4. Compare "multi-Agent collaboration" with the distributed consensus algorithms (Paxos / Raft) you know: what's the same, what's different? What does that teach about multi-agent design?
Same: both solve "how do multiple unreliable nodes agree on a value" — LLMs, like distributed nodes, can "fail" (wrong output), "partition" (inconsistent context), and behave "Byzantine" (malicious / prompt-injected). Different: (a) Paxos/Raft assume node failures are independent, but multiple Agents on the same base model fail in highly correlated ways (same biases, same blind spots) — voting consensus is weak; (b) Paxos optimizes for correctness + latency; multi-agent optimizes for correctness + creativity — the former eliminates disagreement, the latter exploits it; (c) distributed consensus has formal proofs (safety/liveness), multi-agent has essentially none.
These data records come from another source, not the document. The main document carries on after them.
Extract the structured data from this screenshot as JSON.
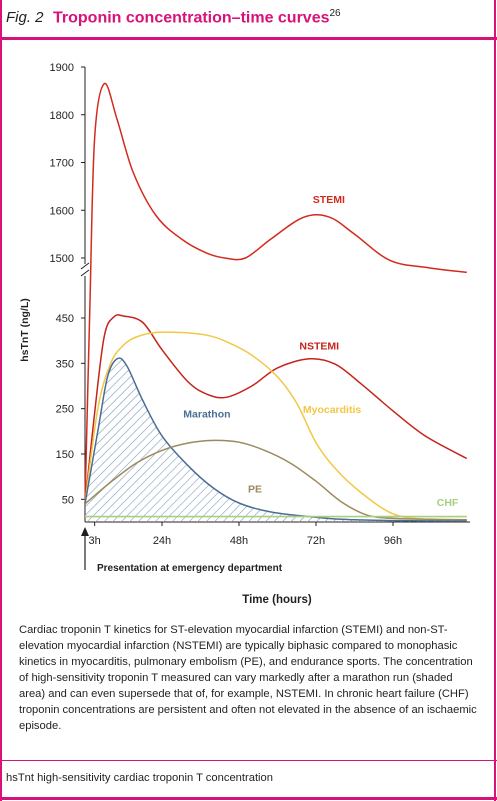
{
  "figure": {
    "label": "Fig. 2",
    "title": "Troponin concentration–time curves",
    "reference": "26"
  },
  "colors": {
    "accent": "#d8127a",
    "stemi": "#d42a1e",
    "nstemi": "#c4241a",
    "myocarditis": "#f2c744",
    "marathon": "#4a6e95",
    "pe": "#9b8a5c",
    "chf": "#a8cf7d"
  },
  "chart_data": {
    "type": "line",
    "xlabel": "Time (hours)",
    "ylabel": "hsTnT (ng/L)",
    "x_ticks": [
      {
        "value": 3,
        "label": "3h"
      },
      {
        "value": 24,
        "label": "24h"
      },
      {
        "value": 48,
        "label": "48h"
      },
      {
        "value": 72,
        "label": "72h"
      },
      {
        "value": 96,
        "label": "96h"
      }
    ],
    "y_ticks_lower": [
      50,
      150,
      250,
      350,
      450
    ],
    "y_ticks_upper": [
      1500,
      1600,
      1700,
      1800,
      1900
    ],
    "axis_break": "broken y-axis between 450 and 1500",
    "xlim": [
      0,
      120
    ],
    "annotation": "Presentation at emergency department",
    "series": [
      {
        "name": "STEMI",
        "color": "#d42a1e",
        "points": [
          [
            0,
            40
          ],
          [
            1.5,
            600
          ],
          [
            3,
            1750
          ],
          [
            6,
            1865
          ],
          [
            10,
            1790
          ],
          [
            15,
            1680
          ],
          [
            22,
            1590
          ],
          [
            30,
            1540
          ],
          [
            38,
            1510
          ],
          [
            44,
            1496
          ],
          [
            50,
            1500
          ],
          [
            58,
            1540
          ],
          [
            68,
            1585
          ],
          [
            76,
            1586
          ],
          [
            84,
            1550
          ],
          [
            95,
            1460
          ],
          [
            107,
            1330
          ],
          [
            119,
            1250
          ]
        ]
      },
      {
        "name": "NSTEMI",
        "color": "#c4241a",
        "points": [
          [
            0,
            40
          ],
          [
            3,
            240
          ],
          [
            6,
            410
          ],
          [
            9,
            470
          ],
          [
            12,
            485
          ],
          [
            18,
            440
          ],
          [
            24,
            380
          ],
          [
            32,
            310
          ],
          [
            38,
            282
          ],
          [
            44,
            275
          ],
          [
            52,
            300
          ],
          [
            60,
            340
          ],
          [
            70,
            360
          ],
          [
            78,
            348
          ],
          [
            86,
            305
          ],
          [
            96,
            245
          ],
          [
            106,
            190
          ],
          [
            119,
            140
          ]
        ]
      },
      {
        "name": "Myocarditis",
        "color": "#f2c744",
        "points": [
          [
            0,
            40
          ],
          [
            4,
            250
          ],
          [
            8,
            350
          ],
          [
            12,
            390
          ],
          [
            16,
            408
          ],
          [
            22,
            418
          ],
          [
            30,
            418
          ],
          [
            38,
            412
          ],
          [
            44,
            398
          ],
          [
            52,
            368
          ],
          [
            60,
            320
          ],
          [
            66,
            262
          ],
          [
            72,
            175
          ],
          [
            78,
            118
          ],
          [
            86,
            65
          ],
          [
            96,
            18
          ],
          [
            106,
            6
          ],
          [
            119,
            5
          ]
        ]
      },
      {
        "name": "Marathon",
        "color": "#4a6e95",
        "points": [
          [
            0,
            40
          ],
          [
            4,
            200
          ],
          [
            7,
            320
          ],
          [
            10,
            360
          ],
          [
            13,
            345
          ],
          [
            18,
            268
          ],
          [
            24,
            190
          ],
          [
            32,
            125
          ],
          [
            40,
            75
          ],
          [
            48,
            42
          ],
          [
            58,
            22
          ],
          [
            70,
            12
          ],
          [
            80,
            6
          ],
          [
            96,
            3
          ],
          [
            119,
            2
          ]
        ]
      },
      {
        "name": "PE",
        "color": "#9b8a5c",
        "points": [
          [
            0,
            40
          ],
          [
            8,
            88
          ],
          [
            16,
            130
          ],
          [
            24,
            158
          ],
          [
            32,
            174
          ],
          [
            40,
            180
          ],
          [
            48,
            176
          ],
          [
            56,
            158
          ],
          [
            64,
            130
          ],
          [
            72,
            90
          ],
          [
            80,
            44
          ],
          [
            88,
            15
          ],
          [
            96,
            8
          ],
          [
            108,
            6
          ],
          [
            119,
            5
          ]
        ]
      },
      {
        "name": "CHF",
        "color": "#a8cf7d",
        "points": [
          [
            0,
            12
          ],
          [
            119,
            12
          ]
        ]
      }
    ],
    "shaded_area": "Marathon",
    "labels": [
      {
        "series": "STEMI",
        "text": "STEMI",
        "x": 76,
        "y": 1615
      },
      {
        "series": "NSTEMI",
        "text": "NSTEMI",
        "x": 73,
        "y": 380
      },
      {
        "series": "Myocarditis",
        "text": "Myocarditis",
        "x": 77,
        "y": 240
      },
      {
        "series": "Marathon",
        "text": "Marathon",
        "x": 38,
        "y": 230
      },
      {
        "series": "PE",
        "text": "PE",
        "x": 53,
        "y": 65
      },
      {
        "series": "CHF",
        "text": "CHF",
        "x": 113,
        "y": 35
      }
    ]
  },
  "caption": "Cardiac troponin T kinetics for ST-elevation myocardial infarction (STEMI) and non-ST-elevation myocardial infarction (NSTEMI) are typically biphasic compared to monophasic kinetics in myocarditis, pulmonary embolism (PE), and endurance sports. The concentration of high-sensitivity troponin T measured can vary markedly after a marathon run (shaded area) and can even supersede that of, for example, NSTEMI. In chronic heart failure (CHF) troponin concentrations are persistent and often not elevated in the absence of an ischaemic episode.",
  "footnote": "hsTnt  high-sensitivity cardiac troponin T concentration"
}
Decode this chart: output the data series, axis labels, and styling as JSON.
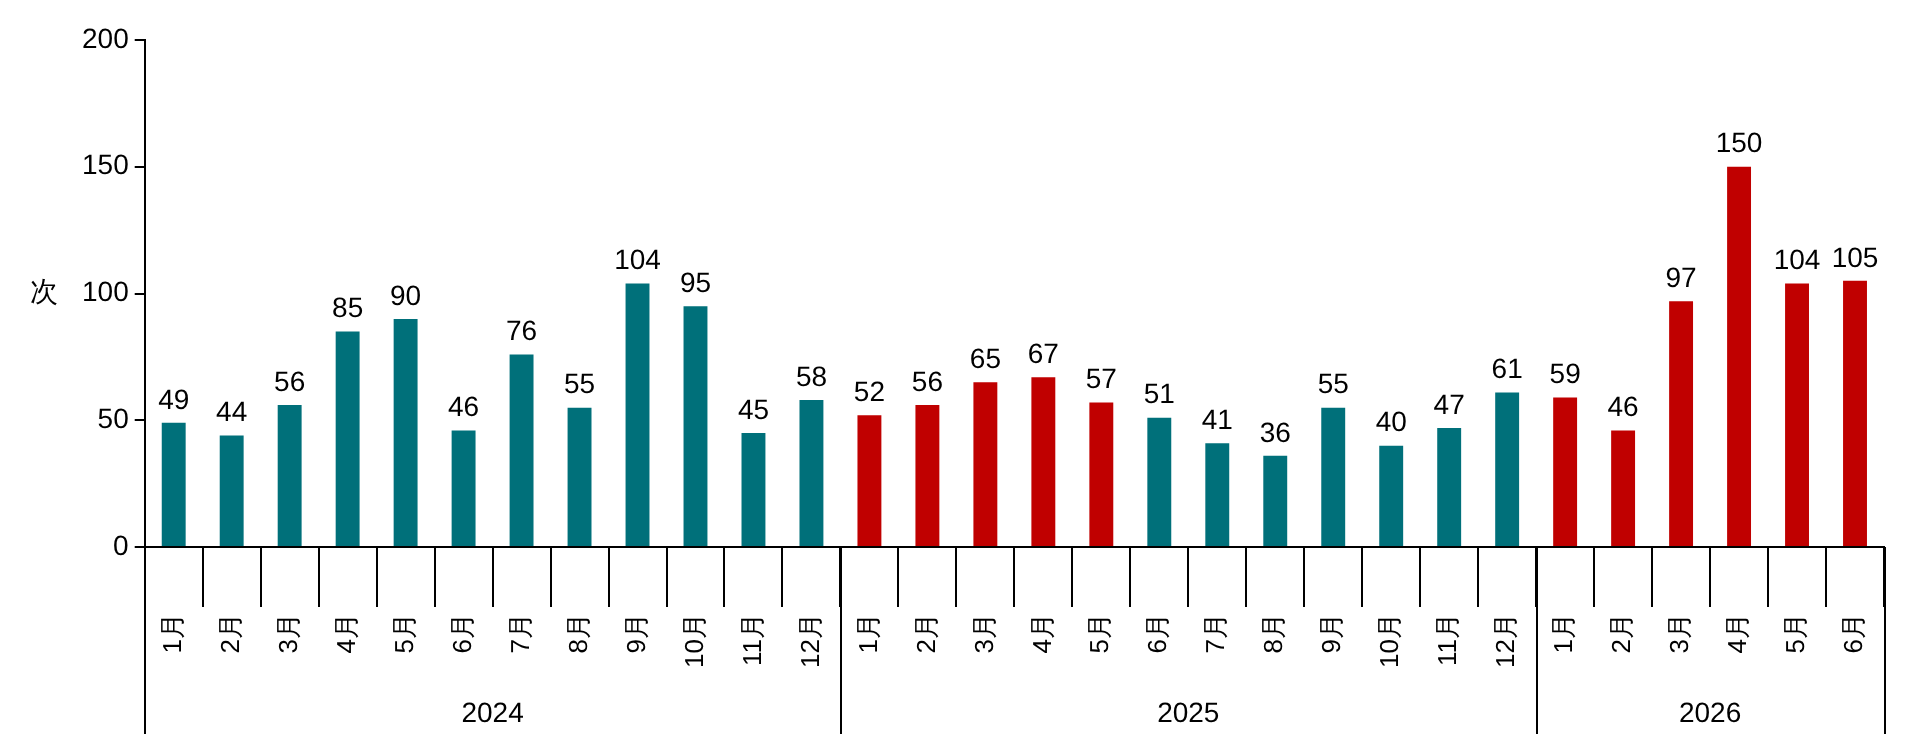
{
  "chart_data": {
    "type": "bar",
    "ylabel": "次",
    "categories": [
      "1月",
      "2月",
      "3月",
      "4月",
      "5月",
      "6月",
      "7月",
      "8月",
      "9月",
      "10月",
      "11月",
      "12月",
      "1月",
      "2月",
      "3月",
      "4月",
      "5月",
      "6月",
      "7月",
      "8月",
      "9月",
      "10月",
      "11月",
      "12月",
      "1月",
      "2月",
      "3月",
      "4月",
      "5月",
      "6月"
    ],
    "values": [
      49,
      44,
      56,
      85,
      90,
      46,
      76,
      55,
      104,
      95,
      45,
      58,
      52,
      56,
      65,
      67,
      57,
      51,
      41,
      36,
      55,
      40,
      47,
      61,
      59,
      46,
      97,
      150,
      104,
      105
    ],
    "colors": [
      "#00707a",
      "#00707a",
      "#00707a",
      "#00707a",
      "#00707a",
      "#00707a",
      "#00707a",
      "#00707a",
      "#00707a",
      "#00707a",
      "#00707a",
      "#00707a",
      "#c00000",
      "#c00000",
      "#c00000",
      "#c00000",
      "#c00000",
      "#00707a",
      "#00707a",
      "#00707a",
      "#00707a",
      "#00707a",
      "#00707a",
      "#00707a",
      "#c00000",
      "#c00000",
      "#c00000",
      "#c00000",
      "#c00000",
      "#c00000"
    ],
    "annotations": [
      "2024",
      "2025",
      "2026"
    ],
    "ylim": [
      0,
      200
    ],
    "yticks": [
      0,
      50,
      100,
      150,
      200
    ],
    "grid": false,
    "legend": false,
    "data_labels": true
  }
}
Lessons: (1) multi-agent voting must use different base models (Opus + GPT-4 + Gemini) to decorrelate; (2) inject external ground truth (RAG, tools) to break "group hallucination"; (3) critical nodes need veto power (human-in-the-loop = veto); (4) accept that multi-agent "liveness" can't be guaranteed — always have timeouts and fallbacks. Carrying distributed systems' pessimistic assumptions into multi-agent design avoids 80% of pitfalls.
5. Multi-agent seems to simulate "organizations" — but human organizations are inefficient and politically draining. If we treat multi-agent as a "sandbox for new organizational designs," what can it teach human management?
Interesting reverse direction. Several findings repeatedly verified in multi-agent experiments hold for human organizations too: (a) clearer role boundaries → more efficient collaboration — 80% of multi-agent failures are "unclear responsibility"; humans the same; (b) explicit process beats flexible negotiation — AutoGen GroupChat deadlocks easily, CrewAI explicit Tasks are stable; mirrors "meeting culture vs async-doc culture"; (c) specialized + short context > generalist + long context — generalists coordinate, specialists go deep, same principle; (d) critics are cheaper than executors — using a cheap model for the reviewer works fine; mirrors "good code review doesn't need the most senior person, just someone with clear rules"; (e) hierarchy (Manager) beats pure democracy (Debate) for getting results — but the Manager must have a higher-quality "brain" (stronger model / broader vision). Conversely, multi-agent reminds us: organizational design isn't "add more people, get smarter," it's "in what context does structured division of labor's benefit outweigh coordination cost." Which loops back to the sober Anthropic line — if a single Agent / single person can solve it, don't pile on people. Complexity always has a price. This kind of cross-disciplinary mapping is exactly your strongest mode of thinking.